By using the two distinct diagnoses (i.e., asthma and COPD) our study does not increase knowledge on how to identify patients with ACO. However, as the majority (i.e., two-thirds or more)6 of patients with chronic obstructive airways disease do not concern ACO, our observations do add insight into how to discriminate between these two diagnoses in a substantial part of the overall group of patients with chronic obstructive airways disease.

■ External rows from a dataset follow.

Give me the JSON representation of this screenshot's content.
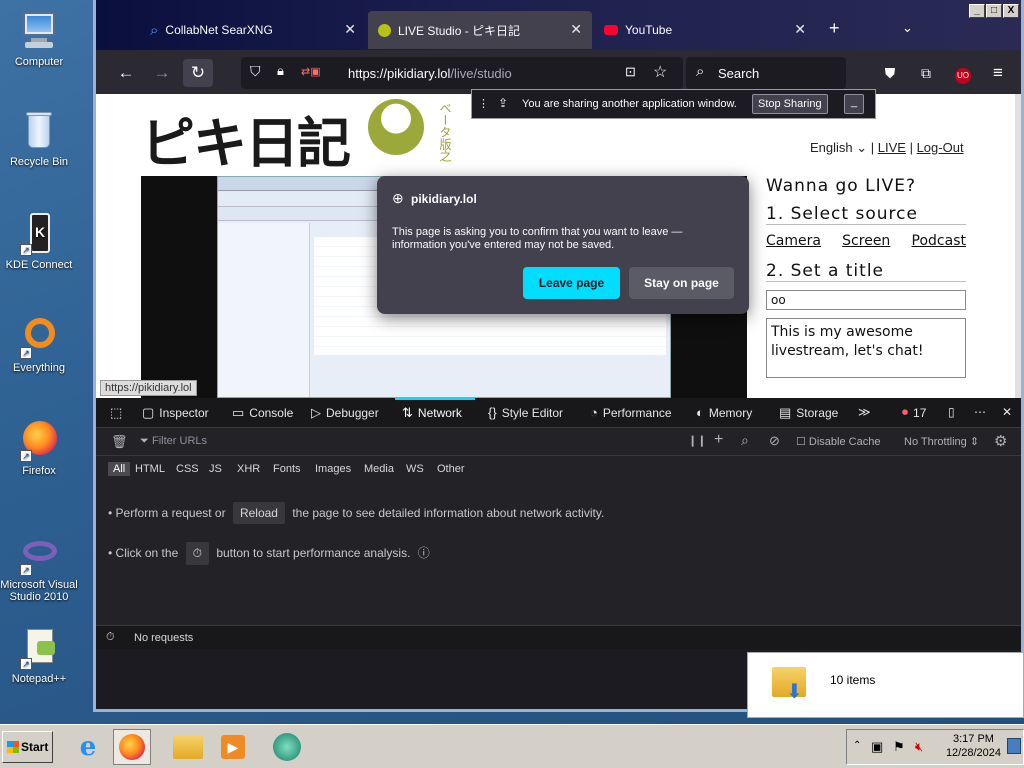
{
  "desktop": {
    "icons": [
      {
        "label": "Computer"
      },
      {
        "label": "Recycle Bin"
      },
      {
        "label": "KDE Connect"
      },
      {
        "label": "Everything"
      },
      {
        "label": "Firefox"
      },
      {
        "label": "Microsoft Visual Studio 2010"
      },
      {
        "label": "Notepad++"
      }
    ]
  },
  "browser": {
    "tabs": [
      {
        "title": "CollabNet SearXNG",
        "icon": "search-icon"
      },
      {
        "title": "LIVE Studio - ピキ日記",
        "icon": "pikidiary-icon",
        "active": true
      },
      {
        "title": "YouTube",
        "icon": "youtube-icon"
      }
    ],
    "url_host": "https://pikidiary.lol",
    "url_path": "/live/studio",
    "search_placeholder": "Search",
    "window_controls": [
      "_",
      "□",
      "X"
    ]
  },
  "sharing_bar": {
    "message": "You are sharing another application window.",
    "stop_label": "Stop Sharing",
    "minimize_label": "_"
  },
  "page": {
    "logo_text": "ピキ日記",
    "beta_text": "ベータ版之",
    "language": "English",
    "nav_live": "LIVE",
    "nav_logout": "Log-Out",
    "live_heading": "Wanna go LIVE?",
    "step1": "1. Select source",
    "sources": [
      "Camera",
      "Screen",
      "Podcast"
    ],
    "step2": "2. Set a title",
    "title_value": "oo",
    "description_value": "This is my awesome livestream, let's chat!",
    "hover_link": "https://pikidiary.lol"
  },
  "dialog": {
    "site": "pikidiary.lol",
    "message": "This page is asking you to confirm that you want to leave — information you've entered may not be saved.",
    "leave_label": "Leave page",
    "stay_label": "Stay on page",
    "leave_color": "#00ddff"
  },
  "devtools": {
    "tabs": [
      {
        "label": "Inspector",
        "icon": "inspector-icon"
      },
      {
        "label": "Console",
        "icon": "console-icon"
      },
      {
        "label": "Debugger",
        "icon": "debugger-icon"
      },
      {
        "label": "Network",
        "icon": "network-icon",
        "selected": true
      },
      {
        "label": "Style Editor",
        "icon": "style-editor-icon"
      },
      {
        "label": "Performance",
        "icon": "performance-icon"
      },
      {
        "label": "Memory",
        "icon": "memory-icon"
      },
      {
        "label": "Storage",
        "icon": "storage-icon"
      }
    ],
    "error_count": "17",
    "filter_placeholder": "Filter URLs",
    "disable_cache_label": "Disable Cache",
    "throttling_label": "No Throttling",
    "type_filters": [
      "All",
      "HTML",
      "CSS",
      "JS",
      "XHR",
      "Fonts",
      "Images",
      "Media",
      "WS",
      "Other"
    ],
    "line1_before": "Perform a request or",
    "line1_button": "Reload",
    "line1_after": "the page to see detailed information about network activity.",
    "line2_before": "Click on the",
    "line2_after": "button to start performance analysis.",
    "status": "No requests"
  },
  "explorer_pane": {
    "item_count": "10 items"
  },
  "taskbar": {
    "start_label": "Start",
    "clock_time": "3:17 PM",
    "clock_date": "12/28/2024"
  }
}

In other words, the study does not ‘solve’ the wider problem of how to distinguish patients with ACO from those with an ‘unambiguous’ diagnosis of asthma or COPD, but it does contribute to the issue of how to diagnose and distinguish the patients in which there is no overlap.

Lastly, it is important to note that the subgroups of patients labelled with asthma or COPD are defined by the diagnostic criteria used by Albers et al.22. These criteria were based on GOLD and GINA guidelines from 2006 and 2007, respectively26,27. But despite new pathophysiological insights, the definition, description and diagnostic criteria of asthma and COPD have not substantially changed ever since1,2. The fact that we did not apply the current Global Lung Function Initiative (GLI) references values nor the lower limit of normal definition of airway obstruction44 will not have had a significant impact on our findings, as this mainly influences the interpretation of presence or absence of obstruction in elderly subjects45 who were hardly present in our middle-aged study sample. Thus, in our view using the older guideline-based classification does not render the results of the present study obsolete or invalid.

A final limitation of the study that should be mentioned is that younger adults (i.e., those aged 18–30) were not included in the study. However, as the aim of the study was to differentiate between asthma and COPD and a diagnosis of COPD below the age of 30 is highly unlikely, we do not think this has had a relevant impact on the findings as reported.

Besides the good discriminating ability of solely using anamnestic questions, our results emphasize the importance of postbronchodilator spirometry in distinguishing asthma from COPD and vice versa. However, it is important to realise that the lung function tests in our study were conducted by well-trained staff in a pulmonary function laboratory and interpreted by experienced chest physicians. To translate these results to the real-life setting, it requires standardized procedures, quality assurance and trained clinicians to interpret the spirometry data accurately and this may be difficult to achieve in primary care46,47,48. However, previous studies have shown that it is feasible to conduct reproducible and clinically meaningful spirometry tests in primary care and that primary care clinicians can interpret spirometry test results correctly29,49,50. Even while in our study bronchial hyperresponsiveness testing did not improve diagnostic differentiation, it has been shown that bronchial challenge testing is safe and feasible in a suitably equipped primary care diagnostic centre51. Referral to secondary care is indicated in the few cases in which it is not possible to establish a diagnosis on the basis of thorough medical history taking and well-conducted spirometry alone, or to exclude other possible underlying conditions.

In conclusion, primary care clinicians should be able to reliably differentiate between asthma and COPD with the combination of relevant patient history questions and postbronchodilator spirometry tests for the majority of patients with suspected chronic airways disease. More advanced diagnostic tests used in hospital care settings do not seem to provide a better overall diagnostic differentiation between asthma and COPD in primary care patients. Given the important additional role of postbronchodilator spirometry in this process of differentiating, the implementation of quality-assured spirometry testing and sufficient training should be mandatory in primary care practices. Furthermore, the availability of inflammatory markers in primary care could potentially provide better discriminating diagnostic ability but we did not investigate this in the current study.